Today, the game is entirely different. The successors face a different reality shaped by AI, sustainability pressures, geo-political uncertainties and evolving consumer expectations.
“This is one of the most broad-based generational changes we’ve seen across Indian business groups. And it’s happening at a very challenging time. We are in one of the most testing phases in terms of business environment and it’s not likely to ease up. The turbulence may persist or even intensify. It could be economic, technological, political or social in nature or a combination,” says Kavil Ramachandran, professor of entrepreneurship (practice), Indian School of Business.
Next-Gen Leaders
The signs of a generational shift have been visible for some time. In 2023, Mukesh Ambani formally inducted his three children onto Reliance Industries’ (RIL’s) board, and each has been tasked with handling defined verticals. Retail for Isha, telecom for Akash, green energy for Anant. At the annual general meeting Ambani spoke not of legacy, but of leadership, saying, “I see the flame of Dhirubhai shine in all of them.”
As Mukesh contemplates a succession in his branch of the family, he wants to mitigate the chaos that unfolded two decades earlier when his father passed away without leaving behind a will. The business can’t risk another fissure, especially now. It would endanger his vision for the conglomerate: RIL becoming one of the world’s 30 most-valuable companies by metamorphosing into a deep-tech giant.
At JSW Group, Parth Jindal is emerging as the architect of the next chapter. While JSW Steel remains the bedrock of the group’s profits, he is making deliberate moves into consumer-facing businesses. From JSW Paints, which recently acquired a majority stake in AkzoNobel India, to a joint venture with MG Motor India in the electric-vehicle (EV) space and plans to launch its own EV brand, Parth is racing to build the “next JSW Steel”. All this amid global decarbonisation mandates, geopolitical volatility and rapid changes in technology.

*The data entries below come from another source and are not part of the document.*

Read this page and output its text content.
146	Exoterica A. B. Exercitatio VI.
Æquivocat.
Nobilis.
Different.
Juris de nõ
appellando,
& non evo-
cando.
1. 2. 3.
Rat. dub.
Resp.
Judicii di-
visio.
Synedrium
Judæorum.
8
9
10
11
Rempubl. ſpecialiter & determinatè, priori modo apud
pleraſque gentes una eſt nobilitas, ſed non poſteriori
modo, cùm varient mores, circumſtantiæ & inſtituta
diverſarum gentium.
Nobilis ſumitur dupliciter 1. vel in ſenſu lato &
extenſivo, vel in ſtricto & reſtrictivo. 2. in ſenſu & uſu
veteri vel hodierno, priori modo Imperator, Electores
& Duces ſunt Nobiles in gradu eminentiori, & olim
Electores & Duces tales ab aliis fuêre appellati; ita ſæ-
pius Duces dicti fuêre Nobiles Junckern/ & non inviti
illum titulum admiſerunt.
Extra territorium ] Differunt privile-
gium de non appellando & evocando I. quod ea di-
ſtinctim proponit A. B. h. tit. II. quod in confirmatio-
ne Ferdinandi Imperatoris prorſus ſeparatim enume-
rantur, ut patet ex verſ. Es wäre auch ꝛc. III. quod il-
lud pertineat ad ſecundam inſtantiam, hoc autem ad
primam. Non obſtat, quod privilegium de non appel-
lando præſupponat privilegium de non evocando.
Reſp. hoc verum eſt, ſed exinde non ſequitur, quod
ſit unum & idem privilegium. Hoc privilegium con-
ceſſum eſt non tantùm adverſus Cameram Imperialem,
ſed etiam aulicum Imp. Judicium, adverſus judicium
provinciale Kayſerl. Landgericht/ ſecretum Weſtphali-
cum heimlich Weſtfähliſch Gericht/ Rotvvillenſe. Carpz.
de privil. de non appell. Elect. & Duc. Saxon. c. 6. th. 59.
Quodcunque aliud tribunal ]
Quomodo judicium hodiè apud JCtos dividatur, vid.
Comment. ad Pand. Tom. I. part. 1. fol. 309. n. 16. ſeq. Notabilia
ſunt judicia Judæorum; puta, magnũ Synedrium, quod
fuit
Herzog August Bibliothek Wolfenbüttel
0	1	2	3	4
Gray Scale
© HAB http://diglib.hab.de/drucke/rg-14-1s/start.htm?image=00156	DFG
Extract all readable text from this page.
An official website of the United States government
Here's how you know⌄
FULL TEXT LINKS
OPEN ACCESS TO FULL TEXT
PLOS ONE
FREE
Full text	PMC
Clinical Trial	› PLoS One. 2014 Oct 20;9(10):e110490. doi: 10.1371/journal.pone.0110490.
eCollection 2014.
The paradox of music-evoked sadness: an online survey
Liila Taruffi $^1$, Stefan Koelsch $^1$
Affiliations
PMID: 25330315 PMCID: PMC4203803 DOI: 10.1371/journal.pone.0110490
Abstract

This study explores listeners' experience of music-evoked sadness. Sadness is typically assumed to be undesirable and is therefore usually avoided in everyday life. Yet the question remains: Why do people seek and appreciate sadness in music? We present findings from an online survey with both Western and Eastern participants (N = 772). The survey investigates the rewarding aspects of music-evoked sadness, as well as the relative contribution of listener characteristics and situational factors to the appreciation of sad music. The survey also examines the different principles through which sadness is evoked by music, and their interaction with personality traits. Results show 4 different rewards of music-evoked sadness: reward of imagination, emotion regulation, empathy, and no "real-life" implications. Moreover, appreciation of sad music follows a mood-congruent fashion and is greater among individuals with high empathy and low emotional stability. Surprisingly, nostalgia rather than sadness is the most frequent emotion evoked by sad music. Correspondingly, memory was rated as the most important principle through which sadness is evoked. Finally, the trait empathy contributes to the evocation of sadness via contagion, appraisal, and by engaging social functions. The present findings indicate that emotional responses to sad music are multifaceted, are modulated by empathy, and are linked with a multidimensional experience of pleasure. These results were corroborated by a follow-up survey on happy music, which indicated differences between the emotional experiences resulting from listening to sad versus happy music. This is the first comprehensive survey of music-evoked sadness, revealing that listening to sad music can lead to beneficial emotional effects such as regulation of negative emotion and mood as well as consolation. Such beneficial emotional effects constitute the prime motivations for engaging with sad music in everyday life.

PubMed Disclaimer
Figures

Shashwat Goenka at RPSG is navigating a different set of complexities. While the group’s power and carbon black businesses offer stable business to business cash flows, he is tasked with building the consumer-facing portfolio: from fast-moving consumer goods brands to retail. But execution remains fraught amid intense competition from giants like Hindustan Unilever and ITC, e-commerce majors and very agile start-ups. With a clear aim of growing the legacy ‘significantly’, Shashwat relies on data for decision making and believes that anyone who is not working with AI, will become irrelevant.
Rewriting Legacy
At Kirloskar Systems, Manasi Tata, one of the few women at the helm of a legacy industrial group, stepped into a leadership role at Toyota Kirloskar Motor after the sudden loss of her father, Vikram Kirloskar, in late 2022. Unlike many of her peers who had time to prepare, her transition was sudden and deeply personal. Today, she is focused on shaping the future of mobility and manufacturing, sectors that are facing upheavals from electrification, AI and supply chain disruptions.
At the Adani group, succession is unfolding across multiple businesses simultaneously. Karan, Jeet, Pranav and Sagar Adani have taken on operational roles in infrastructure, green energy and digital, amid a period of intense capital expenditure, public scrutiny and evolving investor expectations. Their challenge isn’t just scale, it is also trust, transparency and long-term resilience.
“The next generation must be prepared to understand and evaluate this environment dynamically...The learning curve is steep and time is compressed. They must undergo accelerated learning. High-quality mentoring and coaching will be critical in making them truly capable leaders. And I do see this happening,” says Ramachandran.
As this new order takes shape, one thing is certain: the scions of India Inc will be measured not by the weight of their last name but by their ability to rewrite its legacy, and India’s growth story will no longer be written solely by those who built its industrial past but by those who will lead its future.